Efficient visible-light activation of molecular oxygen to produce hydrogen peroxide using P doped g-C3N4 hollow spheres

Abstract

Graphitic carbon nitride (g-C₃N₄) possesses unique electronic and optical properties in the visible-light-driven production of H₂O₂. However, bulk g-C₃N₄ suffers from inefficient sunlight absorption and low carrier mobility. Herein, P doped g-C₃N₄ with a hollow sphere architecture was synthesized. The hollow sphere structure provides a large accessible surface area for charge transfer and enhances photo-absorption properties. Particularly, the doped P can regulate the energy band structure with stronger reducibility for O₂ activation and accelerate photo-generated carrier separation.
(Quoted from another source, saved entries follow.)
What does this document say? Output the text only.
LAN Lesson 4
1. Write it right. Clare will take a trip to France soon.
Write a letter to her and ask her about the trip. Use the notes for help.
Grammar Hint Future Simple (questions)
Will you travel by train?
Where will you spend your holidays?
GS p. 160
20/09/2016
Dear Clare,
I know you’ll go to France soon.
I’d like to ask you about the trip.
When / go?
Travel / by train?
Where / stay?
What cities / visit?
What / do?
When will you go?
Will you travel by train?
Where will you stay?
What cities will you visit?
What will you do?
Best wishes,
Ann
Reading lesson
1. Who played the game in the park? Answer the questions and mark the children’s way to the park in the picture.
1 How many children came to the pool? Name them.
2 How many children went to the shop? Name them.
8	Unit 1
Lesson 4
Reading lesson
Meanwhile, the P heteroatom is beneficial to produce 1,4-endoperoxide species more easily and enhance selectivity for H₂O₂ synthesis through a two-electron O₂ reduction process. The resultant catalyst exhibits a high H₂O₂ production rate of 174 μmol h⁻¹ g⁻¹ in pure water and 1684 μmol h⁻¹ g⁻¹ with isopropanol as a hole scavenger, which are 7.5 and 11.2 times those of bulk g-C₃N₄. This work provides a new avenue for the design and modification of other photocatalysts for H₂O₂ production.